Name Type Description
@timestamp date Date/time when the event originated.
agent.name keyword Custom name of the agent.
agent.version keyword Version of the agent.
client.ip ip IP address of the client.
client.user.id keyword Unique identifier of the user.
http.request.method keyword HTTP request method.
http.request.referrer keyword Referrer for this HTTP request.

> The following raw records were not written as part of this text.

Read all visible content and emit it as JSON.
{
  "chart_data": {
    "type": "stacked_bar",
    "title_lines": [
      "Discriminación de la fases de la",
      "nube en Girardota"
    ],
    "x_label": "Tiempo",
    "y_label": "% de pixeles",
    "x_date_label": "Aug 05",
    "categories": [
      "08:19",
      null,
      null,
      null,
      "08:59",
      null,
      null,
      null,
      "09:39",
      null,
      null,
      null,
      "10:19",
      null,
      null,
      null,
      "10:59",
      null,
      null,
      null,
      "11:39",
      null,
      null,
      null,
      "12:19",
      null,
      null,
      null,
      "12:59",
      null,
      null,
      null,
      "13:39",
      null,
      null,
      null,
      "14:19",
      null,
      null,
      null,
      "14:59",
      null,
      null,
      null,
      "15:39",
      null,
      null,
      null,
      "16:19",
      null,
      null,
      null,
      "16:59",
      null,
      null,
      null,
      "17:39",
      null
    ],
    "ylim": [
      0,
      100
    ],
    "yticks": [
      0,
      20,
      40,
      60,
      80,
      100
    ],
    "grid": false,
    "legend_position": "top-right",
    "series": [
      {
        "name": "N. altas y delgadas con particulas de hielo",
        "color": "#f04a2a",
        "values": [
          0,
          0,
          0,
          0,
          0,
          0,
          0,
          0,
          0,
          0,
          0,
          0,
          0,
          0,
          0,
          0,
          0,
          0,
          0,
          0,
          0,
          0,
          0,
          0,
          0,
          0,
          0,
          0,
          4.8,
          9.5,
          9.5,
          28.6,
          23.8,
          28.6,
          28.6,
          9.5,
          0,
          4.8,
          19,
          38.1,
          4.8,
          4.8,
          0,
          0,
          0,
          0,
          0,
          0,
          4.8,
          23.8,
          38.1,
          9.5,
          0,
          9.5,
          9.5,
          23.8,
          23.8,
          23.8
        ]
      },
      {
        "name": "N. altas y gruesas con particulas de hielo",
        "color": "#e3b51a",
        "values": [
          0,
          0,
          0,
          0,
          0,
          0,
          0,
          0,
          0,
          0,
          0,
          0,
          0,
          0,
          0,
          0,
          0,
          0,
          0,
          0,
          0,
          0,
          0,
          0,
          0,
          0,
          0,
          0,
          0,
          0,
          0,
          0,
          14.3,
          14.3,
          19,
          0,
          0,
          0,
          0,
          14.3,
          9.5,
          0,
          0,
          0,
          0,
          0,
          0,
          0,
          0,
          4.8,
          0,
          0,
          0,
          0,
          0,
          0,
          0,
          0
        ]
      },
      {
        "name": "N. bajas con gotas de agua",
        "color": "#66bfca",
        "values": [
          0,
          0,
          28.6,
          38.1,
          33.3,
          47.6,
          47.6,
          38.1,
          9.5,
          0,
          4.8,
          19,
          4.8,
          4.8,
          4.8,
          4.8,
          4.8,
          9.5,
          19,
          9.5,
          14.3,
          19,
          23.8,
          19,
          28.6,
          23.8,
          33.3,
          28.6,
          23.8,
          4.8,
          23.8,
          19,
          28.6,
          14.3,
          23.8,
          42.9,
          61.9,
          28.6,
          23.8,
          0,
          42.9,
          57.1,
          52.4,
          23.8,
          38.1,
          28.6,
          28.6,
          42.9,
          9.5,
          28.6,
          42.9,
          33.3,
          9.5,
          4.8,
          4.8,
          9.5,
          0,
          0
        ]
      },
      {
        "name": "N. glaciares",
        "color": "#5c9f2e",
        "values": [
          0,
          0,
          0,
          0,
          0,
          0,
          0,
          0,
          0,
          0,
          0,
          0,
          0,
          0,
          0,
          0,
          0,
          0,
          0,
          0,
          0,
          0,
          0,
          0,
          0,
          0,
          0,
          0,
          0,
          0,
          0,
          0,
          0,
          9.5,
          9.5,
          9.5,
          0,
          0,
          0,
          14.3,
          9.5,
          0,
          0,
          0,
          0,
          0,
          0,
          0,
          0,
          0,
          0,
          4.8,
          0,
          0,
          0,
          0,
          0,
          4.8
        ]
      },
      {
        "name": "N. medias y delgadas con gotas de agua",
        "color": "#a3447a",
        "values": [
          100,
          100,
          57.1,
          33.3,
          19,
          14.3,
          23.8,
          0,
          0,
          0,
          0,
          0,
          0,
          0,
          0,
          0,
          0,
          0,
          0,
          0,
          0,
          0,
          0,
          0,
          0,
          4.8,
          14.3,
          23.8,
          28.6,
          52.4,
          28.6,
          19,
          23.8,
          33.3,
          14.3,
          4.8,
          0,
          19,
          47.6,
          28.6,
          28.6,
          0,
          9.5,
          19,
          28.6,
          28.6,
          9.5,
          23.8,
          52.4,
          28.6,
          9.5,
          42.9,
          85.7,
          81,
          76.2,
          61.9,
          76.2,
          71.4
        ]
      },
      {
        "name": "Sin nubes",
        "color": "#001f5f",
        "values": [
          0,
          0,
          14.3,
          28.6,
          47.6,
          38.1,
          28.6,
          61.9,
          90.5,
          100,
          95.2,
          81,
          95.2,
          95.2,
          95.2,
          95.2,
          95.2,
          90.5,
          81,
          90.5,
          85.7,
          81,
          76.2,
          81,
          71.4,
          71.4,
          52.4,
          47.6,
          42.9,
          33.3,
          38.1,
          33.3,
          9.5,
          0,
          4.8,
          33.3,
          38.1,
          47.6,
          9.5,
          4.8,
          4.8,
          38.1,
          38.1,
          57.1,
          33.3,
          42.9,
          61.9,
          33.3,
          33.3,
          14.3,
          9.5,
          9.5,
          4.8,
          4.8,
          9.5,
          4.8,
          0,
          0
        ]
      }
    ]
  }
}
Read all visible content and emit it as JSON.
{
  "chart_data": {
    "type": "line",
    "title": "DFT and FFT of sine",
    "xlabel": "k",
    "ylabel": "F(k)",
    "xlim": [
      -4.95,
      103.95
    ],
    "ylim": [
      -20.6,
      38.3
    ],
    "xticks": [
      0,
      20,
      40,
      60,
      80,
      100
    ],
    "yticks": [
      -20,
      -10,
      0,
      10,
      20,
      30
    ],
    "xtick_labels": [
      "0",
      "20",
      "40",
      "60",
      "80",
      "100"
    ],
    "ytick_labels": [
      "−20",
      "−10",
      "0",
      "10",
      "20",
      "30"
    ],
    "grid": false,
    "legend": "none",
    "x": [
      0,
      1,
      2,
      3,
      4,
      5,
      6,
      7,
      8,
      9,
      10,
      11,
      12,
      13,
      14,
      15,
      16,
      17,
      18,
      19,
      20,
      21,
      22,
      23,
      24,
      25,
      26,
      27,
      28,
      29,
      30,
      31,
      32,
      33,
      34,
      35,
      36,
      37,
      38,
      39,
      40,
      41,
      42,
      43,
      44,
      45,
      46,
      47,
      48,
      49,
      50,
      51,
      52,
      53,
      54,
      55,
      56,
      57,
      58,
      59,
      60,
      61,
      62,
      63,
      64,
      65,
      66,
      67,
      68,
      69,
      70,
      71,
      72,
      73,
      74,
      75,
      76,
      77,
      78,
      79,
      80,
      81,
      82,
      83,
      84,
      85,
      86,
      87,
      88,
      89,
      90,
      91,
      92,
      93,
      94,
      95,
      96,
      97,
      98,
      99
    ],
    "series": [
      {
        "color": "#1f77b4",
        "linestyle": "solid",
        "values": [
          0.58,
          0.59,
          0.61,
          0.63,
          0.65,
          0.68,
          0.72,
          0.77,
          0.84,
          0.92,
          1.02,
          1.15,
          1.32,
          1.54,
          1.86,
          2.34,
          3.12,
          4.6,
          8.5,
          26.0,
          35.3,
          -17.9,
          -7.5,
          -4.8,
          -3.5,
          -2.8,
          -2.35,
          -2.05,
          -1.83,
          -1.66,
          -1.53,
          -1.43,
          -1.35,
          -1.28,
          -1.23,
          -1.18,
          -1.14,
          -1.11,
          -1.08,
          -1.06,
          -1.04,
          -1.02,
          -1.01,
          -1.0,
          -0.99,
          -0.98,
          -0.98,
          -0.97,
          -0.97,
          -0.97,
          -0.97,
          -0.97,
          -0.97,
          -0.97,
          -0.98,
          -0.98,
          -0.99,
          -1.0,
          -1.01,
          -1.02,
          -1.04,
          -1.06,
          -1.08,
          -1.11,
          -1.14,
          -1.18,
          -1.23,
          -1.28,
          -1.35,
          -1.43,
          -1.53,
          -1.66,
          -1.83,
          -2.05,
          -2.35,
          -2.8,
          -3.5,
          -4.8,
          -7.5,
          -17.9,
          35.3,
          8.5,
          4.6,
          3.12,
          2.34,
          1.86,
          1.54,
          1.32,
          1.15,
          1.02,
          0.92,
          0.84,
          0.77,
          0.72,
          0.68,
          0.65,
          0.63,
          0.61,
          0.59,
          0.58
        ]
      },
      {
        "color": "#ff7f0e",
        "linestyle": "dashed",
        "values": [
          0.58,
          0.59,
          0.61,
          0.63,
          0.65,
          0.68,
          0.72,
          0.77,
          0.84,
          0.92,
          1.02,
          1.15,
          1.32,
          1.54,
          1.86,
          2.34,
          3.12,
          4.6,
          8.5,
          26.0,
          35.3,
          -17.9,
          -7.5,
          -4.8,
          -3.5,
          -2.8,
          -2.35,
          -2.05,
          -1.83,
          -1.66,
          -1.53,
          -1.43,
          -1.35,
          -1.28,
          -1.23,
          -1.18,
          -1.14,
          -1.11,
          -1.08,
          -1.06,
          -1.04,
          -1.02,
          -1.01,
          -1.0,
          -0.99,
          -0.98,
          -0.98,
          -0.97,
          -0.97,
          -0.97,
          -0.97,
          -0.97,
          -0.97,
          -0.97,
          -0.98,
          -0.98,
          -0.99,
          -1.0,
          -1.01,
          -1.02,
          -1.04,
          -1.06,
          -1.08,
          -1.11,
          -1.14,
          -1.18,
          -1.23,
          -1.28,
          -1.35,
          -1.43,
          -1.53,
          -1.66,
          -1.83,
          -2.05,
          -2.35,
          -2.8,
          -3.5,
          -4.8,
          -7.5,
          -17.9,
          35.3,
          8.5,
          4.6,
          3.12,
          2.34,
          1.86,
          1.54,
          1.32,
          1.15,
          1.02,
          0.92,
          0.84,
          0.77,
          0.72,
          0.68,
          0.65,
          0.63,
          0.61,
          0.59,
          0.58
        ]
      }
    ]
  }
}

sekoiaio.activity.action.name keyword The name of the operation
sekoiaio.activity.action.parameters keyword The arguments supplied for the operation
sekoiaio.activity.action.results keyword The results of the operation
sekoiaio.activity.client.id keyword The identifier of the client
sekoiaio.activity.client.type keyword The nature of the client
url.original wildcard Unmodified original url as seen in the event source.
url.path wildcard Path of the request, such as "/search".
user_agent.original keyword Unparsed user_agent string.

Configure

To monitor activities, create a new intake SEKOIA.IO activity logs in your community. Once the intake is enabled, activities will automatically appear in your events (disclaimer: a delay of two minutes may be necessary before seeing the activities appear).